In light of a $295-million projected deficit next year, Rhode Island Governor Chafee has proposed a 1% sales tax “on the dozens of currently exempt items, including food, clothing and prescription drugs.”[i] This proposal has a potential to raise $89 million in annual new revenue. Other legislators are proposing bills to add sales tax to luxury items including expensive clothing and yachts.
The alternative proposals stand on the ground that basic clothing should not be taxed because it would be regressive taxing, adversely affecting lower-income residents. However, if someone can afford a yacht, they can afford the 7% tax on it (currently exempt as a luxury item). Other proposals suggest lowering the luxury clothing tax from $500 items to $175 items like Massachusetts. This increase will raise the tax on an additional $325 of a $500 item.
The problem with the legislators’ proposal is that luxury items are not efficient. They are highly elastic – where an increase in tax will reduce consumption. Overall fewer of these items are purchased and without running the numbers, an increase in luxury tax will not likely raise the same amount of money as a 1% tax on all basic exempt items.

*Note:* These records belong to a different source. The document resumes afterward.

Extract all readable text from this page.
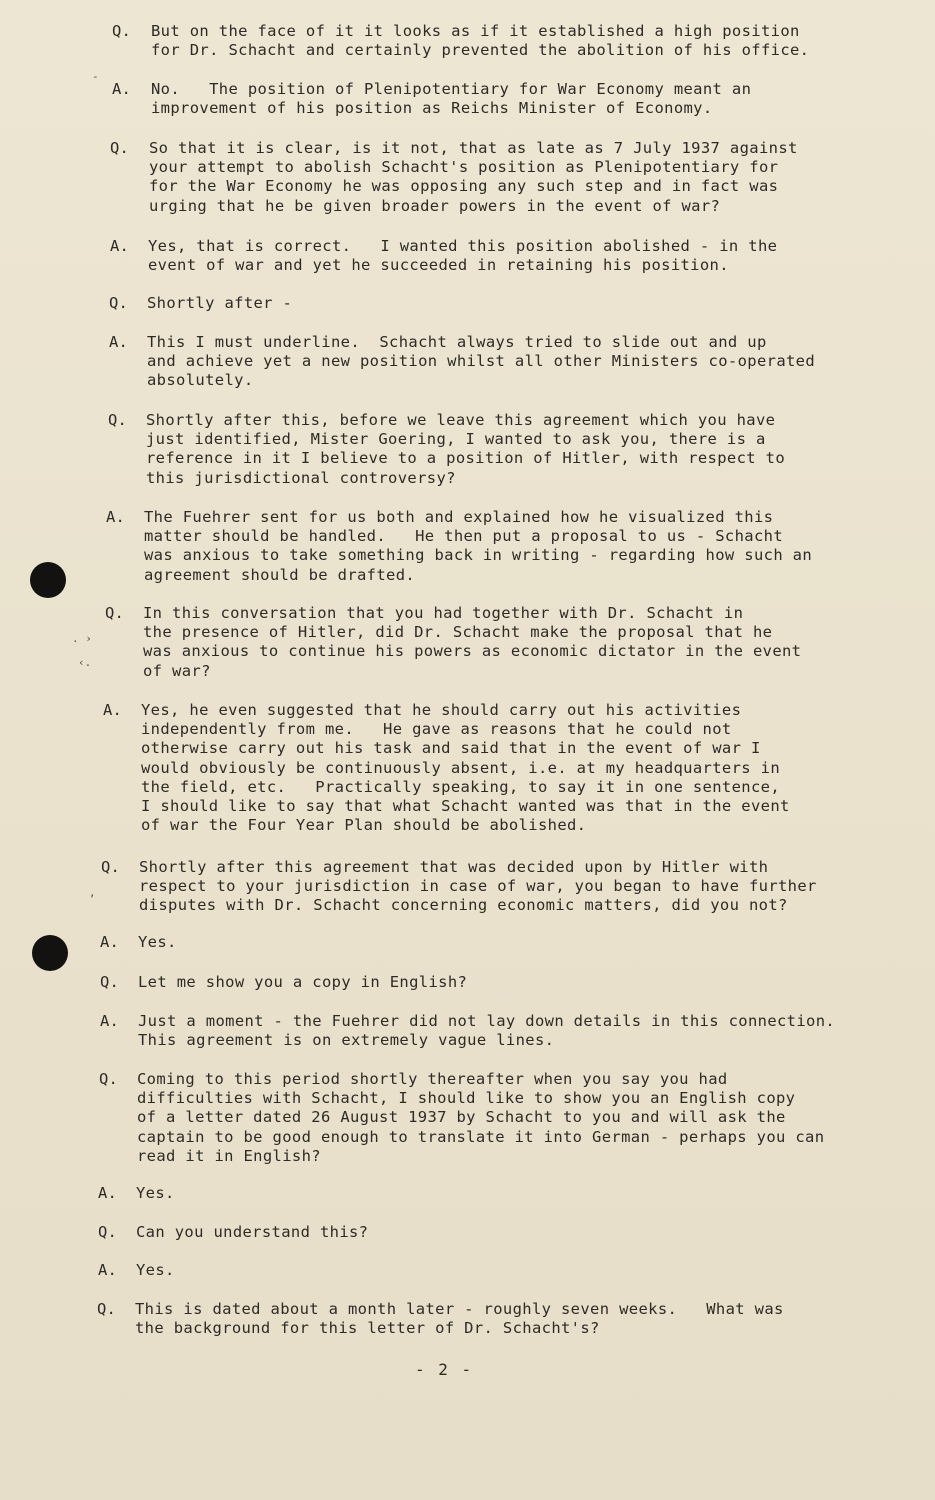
-
. ›
‹.
,
Q. But on the face of it it looks as if it established a high position
for Dr. Schacht and certainly prevented the abolition of his office.
A. No.   The position of Plenipotentiary for War Economy meant an
improvement of his position as Reichs Minister of Economy.
Q. So that it is clear, is it not, that as late as 7 July 1937 against
your attempt to abolish Schacht's position as Plenipotentiary for
for the War Economy he was opposing any such step and in fact was
urging that he be given broader powers in the event of war?
A. Yes, that is correct.   I wanted this position abolished - in the
event of war and yet he succeeded in retaining his position.
Q. Shortly after -
A. This I must underline.  Schacht always tried to slide out and up
and achieve yet a new position whilst all other Ministers co-operated
absolutely.
Q. Shortly after this, before we leave this agreement which you have
just identified, Mister Goering, I wanted to ask you, there is a
reference in it I believe to a position of Hitler, with respect to
this jurisdictional controversy?
A. The Fuehrer sent for us both and explained how he visualized this
matter should be handled.   He then put a proposal to us - Schacht
was anxious to take something back in writing - regarding how such an
agreement should be drafted.
Q. In this conversation that you had together with Dr. Schacht in
the presence of Hitler, did Dr. Schacht make the proposal that he
was anxious to continue his powers as economic dictator in the event
of war?
A. Yes, he even suggested that he should carry out his activities
independently from me.   He gave as reasons that he could not
otherwise carry out his task and said that in the event of war I
would obviously be continuously absent, i.e. at my headquarters in
the field, etc.   Practically speaking, to say it in one sentence,
I should like to say that what Schacht wanted was that in the event
of war the Four Year Plan should be abolished.
Q. Shortly after this agreement that was decided upon by Hitler with
respect to your jurisdiction in case of war, you began to have further
disputes with Dr. Schacht concerning economic matters, did you not?
A. Yes.
Q. Let me show you a copy in English?
A. Just a moment - the Fuehrer did not lay down details in this connection.
This agreement is on extremely vague lines.
Q. Coming to this period shortly thereafter when you say you had
difficulties with Schacht, I should like to show you an English copy
of a letter dated 26 August 1937 by Schacht to you and will ask the
captain to be good enough to translate it into German - perhaps you can
read it in English?
A. Yes.
Q. Can you understand this?
A. Yes.
Q. This is dated about a month later - roughly seven weeks.   What was
the background for this letter of Dr. Schacht's?
- 2 -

While a 1% tax on basic items may raise more money to balance Rhode Island’s budget deficit, it would be regressive and inequitable by effectively taxing lower-income people more than higher-income people. As Rhode Island has been facing some of the highest unemployment rates in the nation – before the recession even hit the whole country – the impact of this bill on an already hard-hit segment of the population would be a real blow. What’s a state to do?
The Mikesell article suggested for this week’s reading provides evidence that clothing tax exemptions actually provides “greater relief to high-income as opposed to low-income families. It therefore reduces revenue yield . . . without the desired equity effect.”[ii] Governor Chafee is willing to take recommendations and make changes to his proposal. I would suggest that he refrain from taxing unprepared food and basic prescription drugs, but adding a 1% tax to clothing, and taxing luxury goods – either at $175 instead of $500, or the entire amount – would create significant revenue while balancing equity and elasticity of the tax base.
Link to article: http://www.projo.com/news/politics/content/Chafee_sales_tax__02-17-11_27MHQHI_v21.1af78bf.html
[ii] Mikesell, John. The American Retail Sales Tax: Considerations on Their Structure, Operations, and Potential as a Foundation for a Federal Sales Tax.
Your blog posting did a great job of explaining the equity and efficiency trade-offs between taxing basic goods and more elastic luxury items!
ReplyDeleteA 1991 article in the NY Times shows why taxing only luxury goods does not yield much revenue. It describes how buyers and sellers responded to a 1991 tax on yachts over $100,000. Buyers changed their behavior by buying either used or cheaper yachts to avoid the tax. Sellers who were able to alter production built cheaper yachts, and those who could not adapt went out of business.